В аиле никого не оказалось, но, выйдя вновь наружу, Темир услышал приглушённые голоса. Он начал обходить небольшое жилище, замер, вжавшись в туго натянутый войлок, и различил два почти невидимых в темноте силуэта. Это была Дочка Шаманки, а перед ней стоял Воин. Очень близко стоял, легко касаясь пальцами её безвольно опущенных рук, лаская ладони невесомыми прикосновениями. Даже если бы он крепко сжимал её в объятьях, Темира бы не бросило в жар так, как сейчас. В этой невинной ласке было больше страсти, чем в самых горячих поцелуях, больше глубины, чем в самых откровенных речах.
Темир видел лицо Воина, теперь освещённое луной, и не узнал бы его, да только никто другой не мог стоять вот так с этой девушкой. От обычного холодного равнодушия не оставалось и следа. Черты смягчились, губы улыбались, глаза смотрели с бесконечной нежностью и любовью, хотя было в выражении его лица что-то покровительственное, будто он привык опекать её и отвечать за её жизнь.
Дочка Шаманки прижалась щекой к его груди. Её руки всё так же висели вдоль тела. Ладонь Воина легла на её спину между лопатками, едва дотрагиваясь. Каждый из них вёл себя так, будто другой был соткан из тумана и мог растаять, если вложить в ласку чуть больше настойчивости. Они о чём-то говорили почти шёпотом. Темир не слышал слов. Он и подсматривать-то не хотел, но стоял как заворожённый, даже ноги чуть дрожали от внезапно накатившей слабости. Ему будто открылись человеческие отношения, неведомые прежде. Другая грань чувств. Что-то неземное, высокое и светлое. Кроме того, Темир боялся быть замеченным при отступлении, не желая смутить их и сам смущённый до предела.
– Это в последний раз, обещай, – сказала Дочка Шаманки так громко, что Темир вздрогнул, вырванный её словами из марева, в которое его погрузили эти двое.
– Потребуй лучше мою жизнь, только не проси держаться от тебя подальше, – ответил Воин. – Я и так прилежно исполнял это. Ты сама сегодня нарушила свой запрет.
– Я знаю, – в её голосе теперь было вполне земное, обычное человеческое отчаяние.
– Тогда обещай, что это в последний раз, – с привычной усмешкой повторил её слова Воин. – К тому же нас тут трое, ты разве не чувствуешь?
«Что значит, не чувствуешь? Они могли меня увидеть, услышать, но… почувствовать?» – недоумевал Темир, ощущая, как холодеет кожа головы, приподнимая каждый волосок.
– Почувствовала сразу же, но не могла отойти от тебя ни на шаг!
Она толкнула Воина в грудь и бросилась прочь, по пути хватая Темира за руку и увлекая за собой.
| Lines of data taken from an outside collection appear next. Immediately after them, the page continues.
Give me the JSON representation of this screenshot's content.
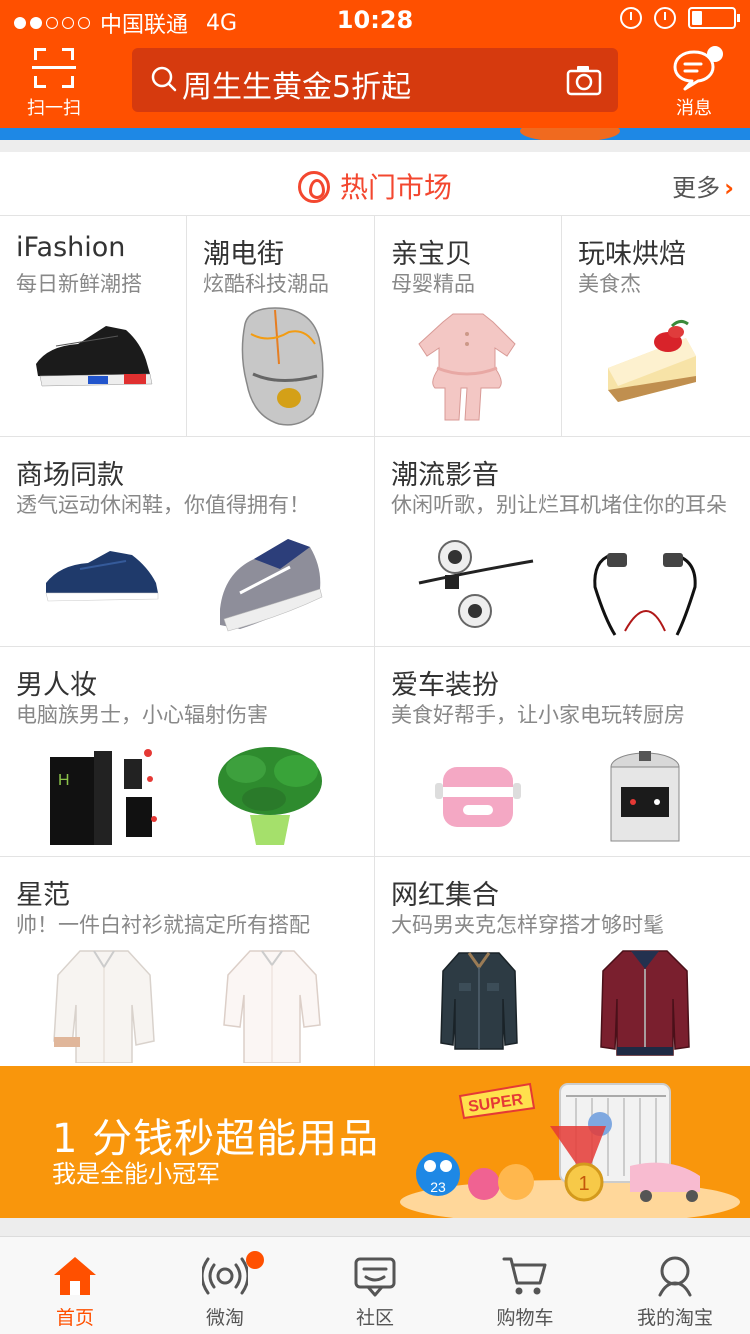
{
  "status_bar": {
    "carrier": "中国联通",
    "network": "4G",
    "time": "10:28"
  },
  "header": {
    "scan_label": "扫一扫",
    "search_text": "周生生黄金5折起",
    "message_label": "消息"
  },
  "market": {
    "title": "热门市场",
    "more_label": "更多",
    "top_cells": [
      {
        "title": "iFashion",
        "subtitle": "每日新鲜潮搭",
        "image": "sneaker"
      },
      {
        "title": "潮电街",
        "subtitle": "炫酷科技潮品",
        "image": "gaming-mouse"
      },
      {
        "title": "亲宝贝",
        "subtitle": "母婴精品",
        "image": "baby-dress"
      },
      {
        "title": "玩味烘焙",
        "subtitle": "美食杰",
        "image": "cake"
      }
    ],
    "rows": [
      [
        {
          "title": "商场同款",
          "subtitle": "透气运动休闲鞋，你值得拥有！",
          "images": [
            "blue-sneaker",
            "grey-sneaker"
          ]
        },
        {
          "title": "潮流影音",
          "subtitle": "休闲听歌，别让烂耳机堵住你的耳朵",
          "images": [
            "white-earphones",
            "black-earphones"
          ]
        }
      ],
      [
        {
          "title": "男人妆",
          "subtitle": "电脑族男士，小心辐射伤害",
          "images": [
            "mens-skincare",
            "potted-plant"
          ]
        },
        {
          "title": "爱车装扮",
          "subtitle": "美食好帮手，让小家电玩转厨房",
          "images": [
            "lunch-box",
            "pressure-cooker"
          ]
        }
      ],
      [
        {
          "title": "星范",
          "subtitle": "帅！一件白衬衫就搞定所有搭配",
          "images": [
            "white-shirt",
            "white-shirt-2"
          ]
        },
        {
          "title": "网红集合",
          "subtitle": "大码男夹克怎样穿搭才够时髦",
          "images": [
            "denim-jacket",
            "red-jacket"
          ]
        }
      ]
    ]
  },
  "promo": {
    "title": "1 分钱秒超能用品",
    "subtitle": "我是全能小冠军",
    "badge_text": "SUPER",
    "medal_text": "1",
    "mascot_number": "23"
  },
  "tabbar": {
    "tabs": [
      {
        "label": "首页",
        "icon": "home-icon",
        "active": true
      },
      {
        "label": "微淘",
        "icon": "broadcast-icon",
        "active": false
      },
      {
        "label": "社区",
        "icon": "chat-icon",
        "active": false
      },
      {
        "label": "购物车",
        "icon": "cart-icon",
        "active": false
      },
      {
        "label": "我的淘宝",
        "icon": "user-icon",
        "active": false
      }
    ]
  },
  "colors": {
    "brand": "#ff5000",
    "search_bg": "#d63a0e",
    "market_title": "#f3472f",
    "promo_bg": "#f9960c"
  }
}
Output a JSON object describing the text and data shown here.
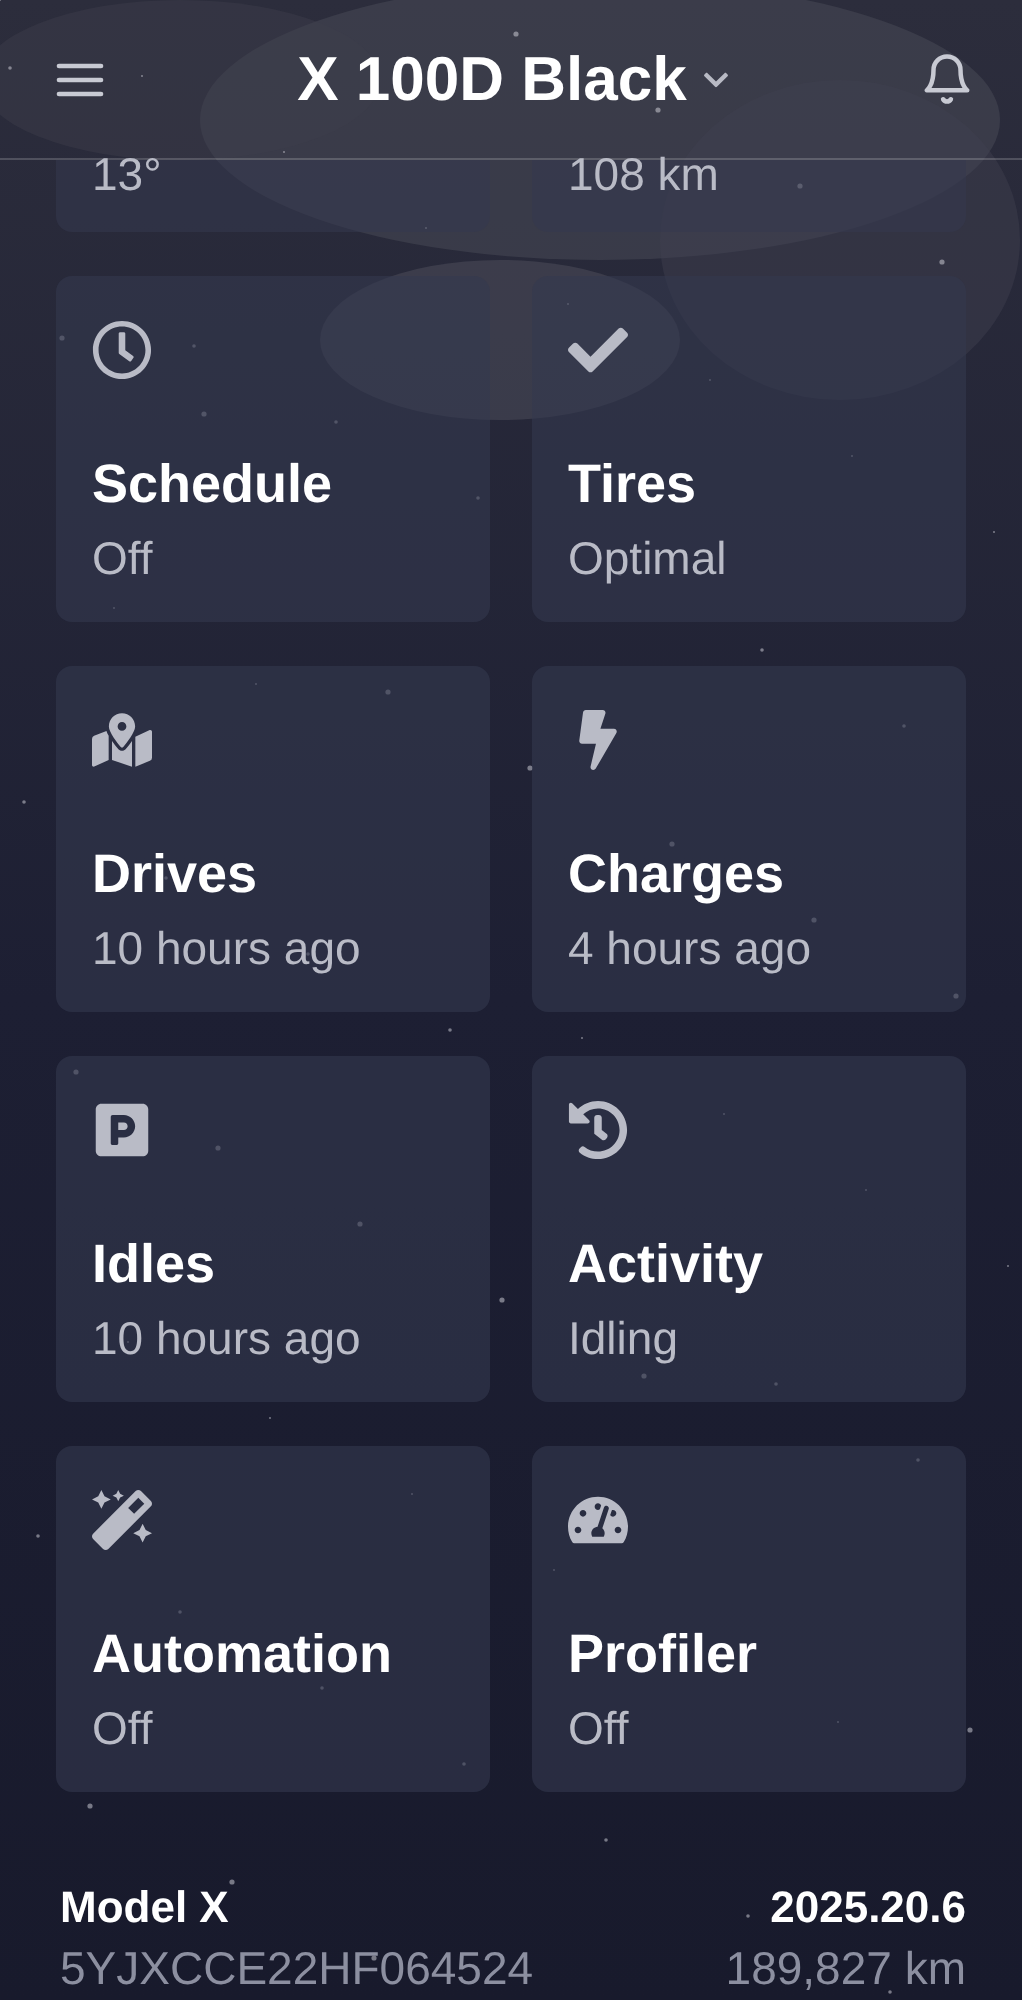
{
  "header": {
    "title": "X 100D Black"
  },
  "partial_cards": [
    {
      "value": "13°"
    },
    {
      "value": "108 km"
    }
  ],
  "cards": [
    {
      "title": "Schedule",
      "subtitle": "Off"
    },
    {
      "title": "Tires",
      "subtitle": "Optimal"
    },
    {
      "title": "Drives",
      "subtitle": "10 hours ago"
    },
    {
      "title": "Charges",
      "subtitle": "4 hours ago"
    },
    {
      "title": "Idles",
      "subtitle": "10 hours ago"
    },
    {
      "title": "Activity",
      "subtitle": "Idling"
    },
    {
      "title": "Automation",
      "subtitle": "Off"
    },
    {
      "title": "Profiler",
      "subtitle": "Off"
    }
  ],
  "footer": {
    "model": "Model X",
    "version": "2025.20.6",
    "vin": "5YJXCCE22HF064524",
    "odometer": "189,827 km"
  }
}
Они остановились у входа в аил, но Дочка Шаманки задыхалась так, словно бежала очень долго. Темир открыл рот, но она не позволила ничего сказать.
– Ни слова! Ни одного вопроса! Никогда, – заявила повелительно. – И никакой жалости. Мы в ней не нуждаемся.
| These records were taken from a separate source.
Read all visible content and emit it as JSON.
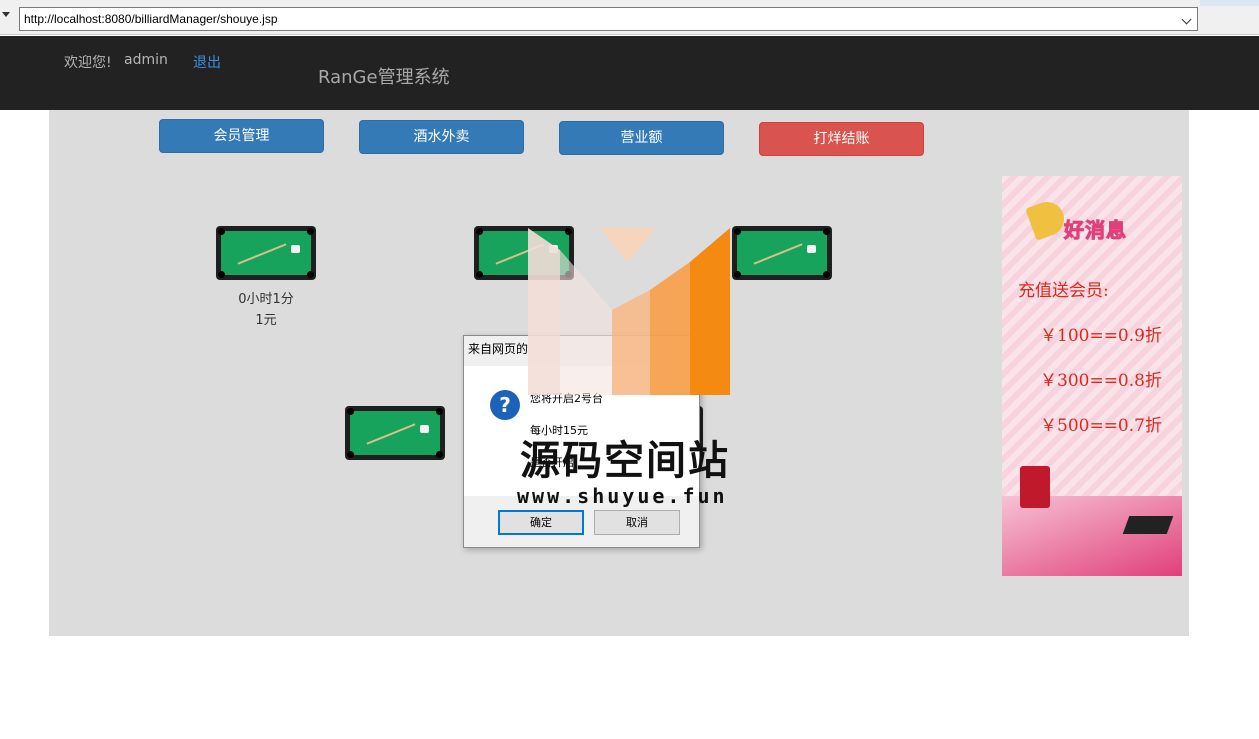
{
  "browser": {
    "url": "http://localhost:8080/billiardManager/shouye.jsp"
  },
  "header": {
    "welcome": "欢迎您!",
    "username": "admin",
    "logout": "退出",
    "brand": "RanGe管理系统"
  },
  "nav": {
    "members": "会员管理",
    "drinks": "酒水外卖",
    "revenue": "营业额",
    "closing": "打烊结账"
  },
  "tables": [
    {
      "duration": "0小时1分",
      "cost": "1元"
    },
    {
      "duration": "",
      "cost": ""
    },
    {
      "duration": "",
      "cost": ""
    },
    {
      "duration": "",
      "cost": ""
    },
    {
      "duration": "",
      "cost": ""
    }
  ],
  "ad": {
    "headline": "好消息",
    "tagline": "充值送会员:",
    "prices": [
      "￥100==0.9折",
      "￥300==0.8折",
      "￥500==0.7折"
    ]
  },
  "dialog": {
    "title": "来自网页的",
    "line1": "您将开启2号台",
    "line2": "每小时15元",
    "line3": "是否开启",
    "ok": "确定",
    "cancel": "取消"
  },
  "watermark": {
    "text": "源码空间站",
    "url": "www.shuyue.fun"
  },
  "colors": {
    "header_bg": "#222222",
    "primary": "#337ab7",
    "danger": "#d9534f",
    "panel_bg": "#dcdcdc",
    "felt": "#18a35c"
  }
}
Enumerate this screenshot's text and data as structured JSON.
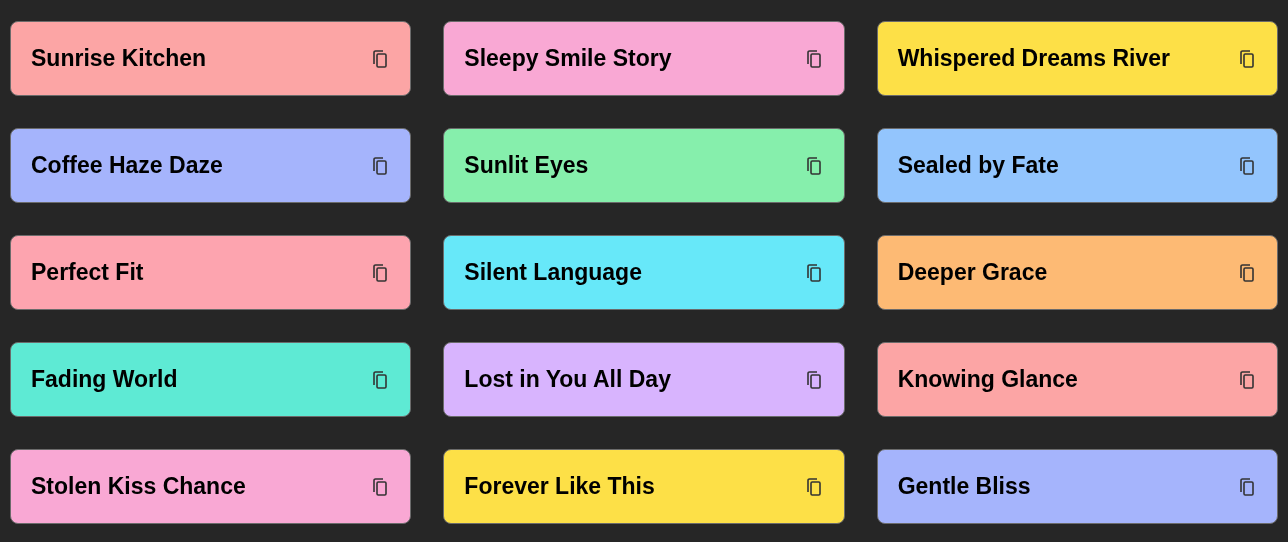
{
  "cards": [
    {
      "title": "Sunrise Kitchen",
      "color": "#fca5a5"
    },
    {
      "title": "Sleepy Smile Story",
      "color": "#f9a8d4"
    },
    {
      "title": "Whispered Dreams River",
      "color": "#fde047"
    },
    {
      "title": "Coffee Haze Daze",
      "color": "#a5b4fc"
    },
    {
      "title": "Sunlit Eyes",
      "color": "#86efac"
    },
    {
      "title": "Sealed by Fate",
      "color": "#93c5fd"
    },
    {
      "title": "Perfect Fit",
      "color": "#fda4af"
    },
    {
      "title": "Silent Language",
      "color": "#67e8f9"
    },
    {
      "title": "Deeper Grace",
      "color": "#fdba74"
    },
    {
      "title": "Fading World",
      "color": "#5eead4"
    },
    {
      "title": "Lost in You All Day",
      "color": "#d8b4fe"
    },
    {
      "title": "Knowing Glance",
      "color": "#fca5a5"
    },
    {
      "title": "Stolen Kiss Chance",
      "color": "#f9a8d4"
    },
    {
      "title": "Forever Like This",
      "color": "#fde047"
    },
    {
      "title": "Gentle Bliss",
      "color": "#a5b4fc"
    }
  ]
}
Темир почувствовал её власть над ним, над каждым человеком в этом племени. Он не мог не подчиниться. Он хотел подчиняться ей.
– Ни слова, обещаю тебе, – с готовностью ответил Темир. – Мы ведь друзья? Вот я и буду вести себя как друг.
– Друзья, – улыбнулась Дочка Шаманки. – Иди спать. Скоро заря загорится, настанет пора продолжать путь.
***
Это была вторая зима, которую Темир проводил на Укоке, и он молил весну не приходить в этом году вовсе. Он с готовностью терпел и холод, и ветер, и лишения, ведь его окружали люди, которые были его семьёй больше, чем родня по крови.
Темир поселился в зимнике Шаманки, и ни его, ни женщин не смущало такое соседство. Шаманка неспешно, частями, наносила на его правое плечо огромный рисунок, который спускался на грудь спереди и на лопатку сзади. Сказочное существо, отдалённо напоминающее коня, мчалось во весь опор. Острые копыта стройных передних ног устремлялись в неизведанные дали. Грудь украшали полосы и спирали. А каждый завиток взметающейся на бегу густой гривы оканчивался крохотной головкой грифона с внимательным глазом.